The project is seen as a direct response to China’s Belt and Road Initiative (BRI), the $1.5tn foreign and economic policy to establish maritime trade and invest in infrastructure projects in dozens of countries.

Nineteen countries in the region have signed up to the BRI, with Chinese firms – many of them partly state-owned – winning major mining, energy and transport projects. Since 2005, China-based firms have invested over $123bn in the region and Chinese banks have loaned $137bn.

“It’s clear that America Crece is a US response to the BRI; Pompeo has consistently criticized what he considers onerous conditions attached to Chinese infrastructure loans,” said Rob Soutar, managing editor of Diálogo Chino, a website specialising in China-Latin America relations.

“Inside China, a number of academics see America Crece as the US attempt to reassert control over Latin America as its unique area of influence – a new version of the Monroe doctrine,” he said.

In September 2018 the US recalled its top diplomats in Panama, El Salvador and the Dominican Republic after the countries each ended diplomatic relations with Taiwan and established ties with China.

But since then, US pressure appears to have increased, the growth of BRI partnerships has slowed, and Chinese investments in strategic countries such as Panama appear to have hit a speed bump.

The America Crece program offers no new budget for regional infrastructure projects, but it does give the US policy a name and a direction.

“The BRI wants to create infrastructure that supports Chinese interests – built by Chinese companies and with Chinese banks making money on the loans. America Crece, by contrast, involves projects with business cases that make sense for the region and support good governance,” said Dr Evan Ellis, a professor of Latin American Studies at the US Army War College’s Strategic Studies Institute.

But the view that Chinese investment relies solely on backroom deals with Beijing is no longer correct, said Soutar. “In recent years there’s been a major shift in the way Chinese firms invest in the region. Increasingly, they invest in equity or form international consortiums to win competitive tenders, such as the Bogota metro system.”

And while America Crece is theoretically open to investment from all countries, Colombian president Ivan Duque’s description of the programme as a “new phase of Plan Colombia” has given ammunition to those who view it as a way to secure lucrative contracts for US companies.

Under the 2000-16 Plan Colombia – which focused on tackling the country’s twin guerrilla and narco-trafficking problems – much of the $10bn in aid went to US arms and security firms.

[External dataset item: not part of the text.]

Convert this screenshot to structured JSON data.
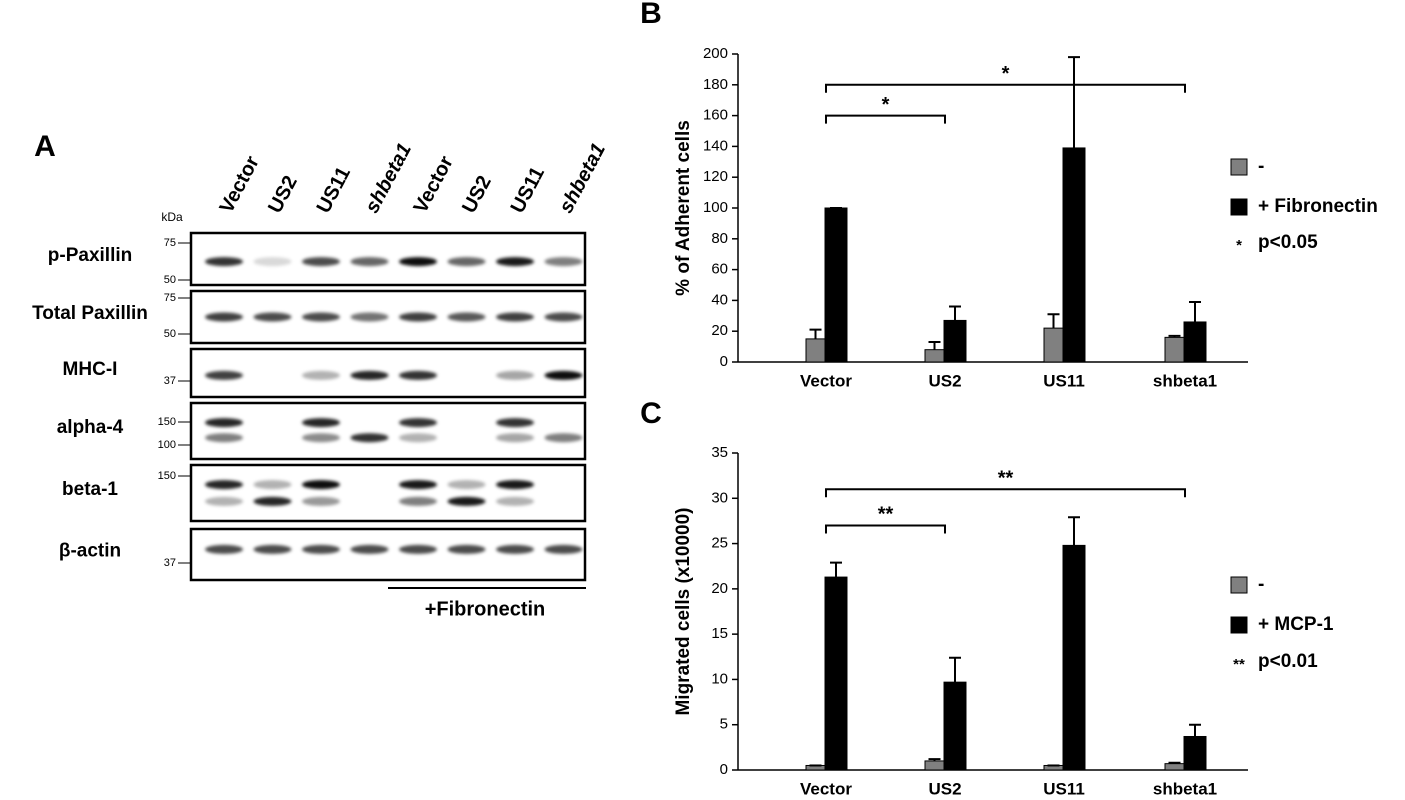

Having fallen down the list of US foreign policy priorities under the Obama administration, US diplomatic efforts in Latin America have been revived in recent years. Donald Trump has sought to attract votes in Florida by taking a tough stance on socialist governments in Cuba and Venezuela, but the need resist China’s “predatory trade practices” is one of the few things that Republicans and Democrats agree on.

The new, straight-talking strategy seems designed to antagonise China.

“We advise Mr Pompeo to respect facts and truth, abandon arrogance and prejudice, stop smearing and spreading rumors about China,” the Chinese embassy in Suriname said.

And while geopolitical rivals search to gain influence over natural resources, infrastructure and trade routes, the best interests of Latin America itself could be sidelined, said Soutar.

“Both the BRI and America Crece invest overwhelmingly in fossil fuel infrastructure, locking Latin America into a high-carbon development pathway. The region desperately needs investment to rebuild after Covid, but this should be channelled towards low-carbon, climate-resilient development if it’s to generate sustained, long-term benefits.”